正直、FOREVER辺りからは『映画だから』とか『いまあぶ刑事を作るなら』みたいな感じが透けて見えてあぶない刑事本来の味からは遠ざかっていた様に思うが、本作は本当に丁寧に…というか当時の現場を知らないスタッフ中心であるがゆえに良く研究して『あぶない刑事』を撮っている。
派手で大きな仕掛けなんていらない、ただタカとユージがハマで粋がるだけで華があるのを良く理解している。

敵キャラや港署の若手といったゲストキャラ達もいい味を出しているし、レギュラーキャストの変わらない空気も素晴らしい。
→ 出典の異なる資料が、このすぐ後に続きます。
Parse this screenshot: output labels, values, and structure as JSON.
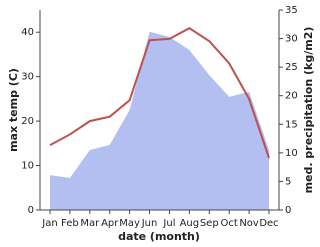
{
  "chart_data": {
    "type": "line",
    "categories": [
      "Jan",
      "Feb",
      "Mar",
      "Apr",
      "May",
      "Jun",
      "Jul",
      "Aug",
      "Sep",
      "Oct",
      "Nov",
      "Dec"
    ],
    "series": [
      {
        "name": "med. precipitation (kg/m2)",
        "color": "#b3bff0",
        "axis": "y2",
        "kind": "area",
        "values": [
          6.1,
          5.6,
          10.5,
          11.4,
          17.5,
          31.2,
          30.3,
          28,
          23.6,
          19.8,
          20.7,
          10.5
        ]
      },
      {
        "name": "max temp (C)",
        "color": "#c0504d",
        "kind": "line",
        "values": [
          14.6,
          17,
          20,
          21,
          24.7,
          38.2,
          38.5,
          40.9,
          38,
          33,
          25,
          11.7
        ]
      }
    ],
    "xlabel": "date (month)",
    "ylabel": "max temp (C)",
    "y2label": "med. precipitation (kg/m2)",
    "ylim": [
      0,
      45
    ],
    "yticks": [
      0,
      10,
      20,
      30,
      40
    ],
    "y2lim": [
      0,
      35
    ],
    "y2ticks": [
      0,
      5,
      10,
      15,
      20,
      25,
      30,
      35
    ]
  }
}
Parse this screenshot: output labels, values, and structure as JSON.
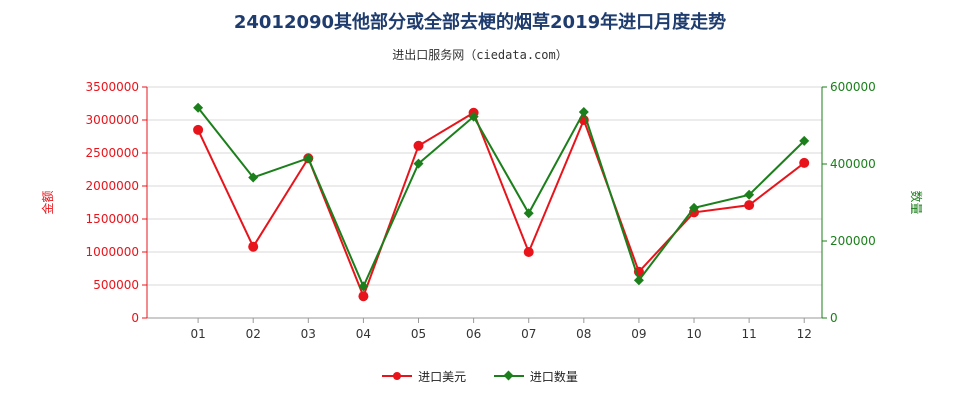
{
  "title": "24012090其他部分或全部去梗的烟草2019年进口月度走势",
  "subtitle": "进出口服务网（ciedata.com）",
  "chart_data": {
    "type": "line",
    "categories": [
      "01",
      "02",
      "03",
      "04",
      "05",
      "06",
      "07",
      "08",
      "09",
      "10",
      "11",
      "12"
    ],
    "left_axis": {
      "label": "金额",
      "ylim": [
        0,
        3500000
      ],
      "ticks": [
        "0",
        "500000",
        "1000000",
        "1500000",
        "2000000",
        "2500000",
        "3000000",
        "3500000"
      ],
      "color": "#e8141b"
    },
    "right_axis": {
      "label": "数量",
      "ylim": [
        0,
        600000
      ],
      "ticks": [
        "0",
        "200000",
        "400000",
        "600000"
      ],
      "color": "#1b7f1b"
    },
    "series": [
      {
        "name": "进口美元",
        "axis": "left",
        "color": "#e8141b",
        "marker": "circle",
        "values": [
          2850000,
          1080000,
          2420000,
          330000,
          2610000,
          3110000,
          1000000,
          3000000,
          700000,
          1600000,
          1710000,
          2350000
        ]
      },
      {
        "name": "进口数量",
        "axis": "right",
        "color": "#1b7f1b",
        "marker": "diamond",
        "values": [
          546000,
          365000,
          415000,
          82000,
          401000,
          523000,
          272000,
          535000,
          98000,
          286000,
          320000,
          460000
        ]
      }
    ],
    "grid": true,
    "legend_position": "bottom-center"
  }
}
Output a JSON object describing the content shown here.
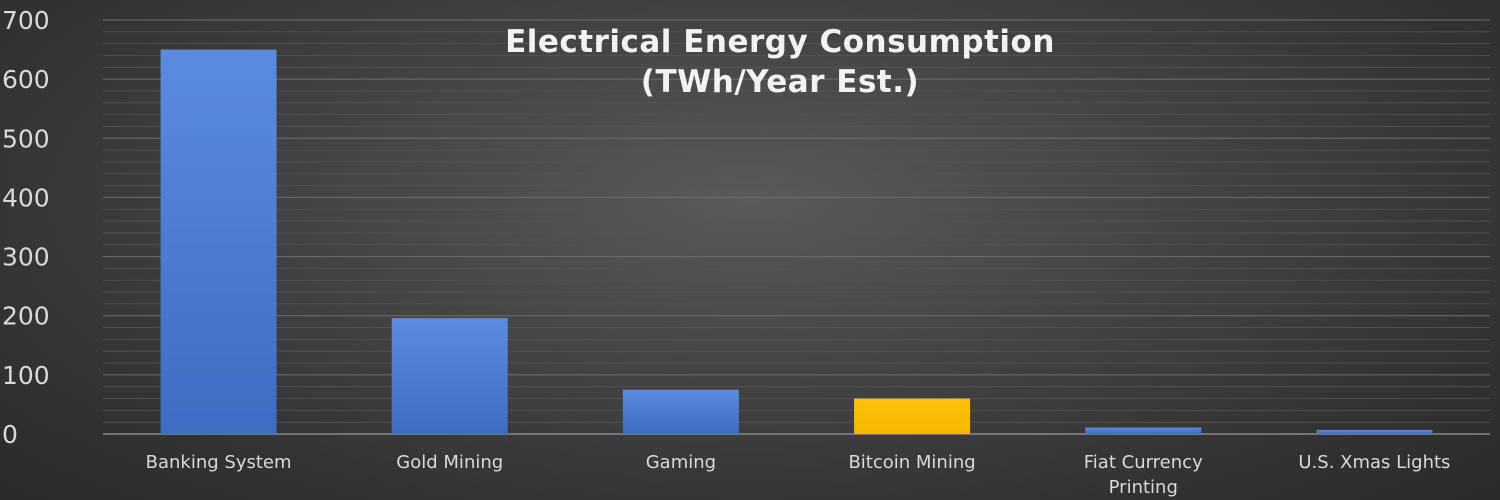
{
  "chart_data": {
    "type": "bar",
    "title": [
      "Electrical Energy Consumption",
      "(TWh/Year Est.)"
    ],
    "xlabel": "",
    "ylabel": "",
    "ylim": [
      0,
      700
    ],
    "yticks": [
      0,
      100,
      200,
      300,
      400,
      500,
      600,
      700
    ],
    "grid": true,
    "legend": "none",
    "categories": [
      [
        "Banking System"
      ],
      [
        "Gold Mining"
      ],
      [
        "Gaming"
      ],
      [
        "Bitcoin Mining"
      ],
      [
        "Fiat Currency",
        "Printing"
      ],
      [
        "U.S. Xmas Lights"
      ]
    ],
    "values": [
      650,
      196,
      75,
      60,
      11,
      7
    ],
    "colors": [
      "#4f7fd6",
      "#4f7fd6",
      "#4f7fd6",
      "#ffc000",
      "#4f7fd6",
      "#4f7fd6"
    ],
    "background": "#3a3a3a"
  }
}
特に感心したのはタカかユージの娘かもしれない、とされる土屋太鳳演じる彩夏。
若い女性キャストをメインに据えて華を添えつつもタカとユージが『絶対に手を出さない』存在にすることで若い子に鼻の下を伸ばすジジイにならないようになっており、同時に過去を振り返ったり『親』としての二人の顔も引き出せたり、更には今までろくに触れられなかった二人のプライベートにも踏み込めるのだから素晴らしい立ち位置だと思った。

前作『さらば』で正直シリーズとしては完結している。
今回は本当に『帰ってきた』であり、やはり二人には死ぬまでハマに居て欲しいというファンの願いや長年のシリーズの中でだんだんと薄れていった『連続ドラマ時代の空気』を掘り起こしたシリーズのエピローグ的映画であった。